Science JobsIn partnership with the NIHR Manchester Biomedical Research Centre, scientists at the University of Manchester and GlaxoSmithKline (GSK) will be working together to investigate how the biological clock controls inflammation in lung diseases, such as Chronic Obstructive Pulmonary Disease (COPD).

It is hoped that the £500,000 study, which will be funded by GSK, will lead to the development of new drugs that will target how the internal body clock regulates the severity of inflammation.
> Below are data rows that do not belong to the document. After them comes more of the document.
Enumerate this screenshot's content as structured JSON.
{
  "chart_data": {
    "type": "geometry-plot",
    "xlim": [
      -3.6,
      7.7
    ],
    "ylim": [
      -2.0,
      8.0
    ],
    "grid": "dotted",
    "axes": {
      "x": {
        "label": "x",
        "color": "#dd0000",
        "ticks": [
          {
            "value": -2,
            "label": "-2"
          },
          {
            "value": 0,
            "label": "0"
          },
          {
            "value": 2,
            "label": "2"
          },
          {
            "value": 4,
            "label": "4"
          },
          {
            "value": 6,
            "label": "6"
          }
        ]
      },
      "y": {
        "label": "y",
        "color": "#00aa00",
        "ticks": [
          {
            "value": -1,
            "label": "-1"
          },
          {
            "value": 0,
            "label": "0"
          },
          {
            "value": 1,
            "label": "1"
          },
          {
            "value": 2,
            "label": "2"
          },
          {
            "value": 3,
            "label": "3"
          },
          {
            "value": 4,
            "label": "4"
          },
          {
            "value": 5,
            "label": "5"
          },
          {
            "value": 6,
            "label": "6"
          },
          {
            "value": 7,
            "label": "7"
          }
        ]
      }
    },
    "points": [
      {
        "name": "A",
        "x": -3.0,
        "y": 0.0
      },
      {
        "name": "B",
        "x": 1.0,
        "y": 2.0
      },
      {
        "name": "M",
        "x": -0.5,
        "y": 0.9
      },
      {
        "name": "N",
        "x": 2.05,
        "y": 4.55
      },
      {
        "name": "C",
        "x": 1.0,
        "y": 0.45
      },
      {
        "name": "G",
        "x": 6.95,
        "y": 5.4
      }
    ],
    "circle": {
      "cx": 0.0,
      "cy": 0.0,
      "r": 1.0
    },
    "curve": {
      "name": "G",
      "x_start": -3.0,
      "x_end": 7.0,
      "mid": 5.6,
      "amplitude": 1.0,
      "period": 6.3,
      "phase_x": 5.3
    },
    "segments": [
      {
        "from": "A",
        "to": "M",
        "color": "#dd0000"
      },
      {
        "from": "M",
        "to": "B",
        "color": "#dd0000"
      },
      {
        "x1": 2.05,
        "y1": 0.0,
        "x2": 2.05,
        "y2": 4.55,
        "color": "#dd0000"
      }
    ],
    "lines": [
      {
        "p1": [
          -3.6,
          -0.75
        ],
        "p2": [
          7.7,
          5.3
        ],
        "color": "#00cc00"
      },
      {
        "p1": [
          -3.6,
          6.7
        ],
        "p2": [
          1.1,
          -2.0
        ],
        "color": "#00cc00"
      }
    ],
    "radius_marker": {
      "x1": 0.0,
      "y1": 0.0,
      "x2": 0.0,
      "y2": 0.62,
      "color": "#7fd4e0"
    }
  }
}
The team at the University of Manchester will be headed up by Professors Andrew Loudon, David Ray and Kath Else. This team will work closely with colleagues in the Discovery Biology group at GSK.

Speaking of the collaboration, Professor Loudon or the faculty of life sciences, stated:

“Many inflammatory diseases are highly rhythmic in presentation and often worse at night. We believe there is also a strong rhythmic control. It has long been speculated that asthma and other inflammatory conditions have an underlying clock mechanism controlling the severity of the disease. These clocks are all over the body, including in cells responsible for the immune response in the lung. In addition the way we metabolise drugs is highly rhythmic. Our aim is to gain a sufficient understanding of this process so we can target key parts with specific new drugs.

“We are working with GSK not only to develop new drugs to alleviate symptoms but also reveal optimal timing of therapy, known as chronotherapy. This is a new and exciting area of research. It is being taken very seriously in France, for example, where researchers have for some time been studying the importance of timing of chemotherapy in cancer. This study is just one at the beginning of an exciting new phase in circadian rhythm research.”

Inflammatory diseases of the lung are a major cause of mortality world-wide. In the case of COPD, the progression of this inflammatory disease is irreversible once commenced. In the UK 27,478 people died as a result of COPD in 2004. Other diseases with an inflammatory aspect include asthma, which is a predisposition to chronic inflammation of the lungs in which the airways are reversibly narrowed.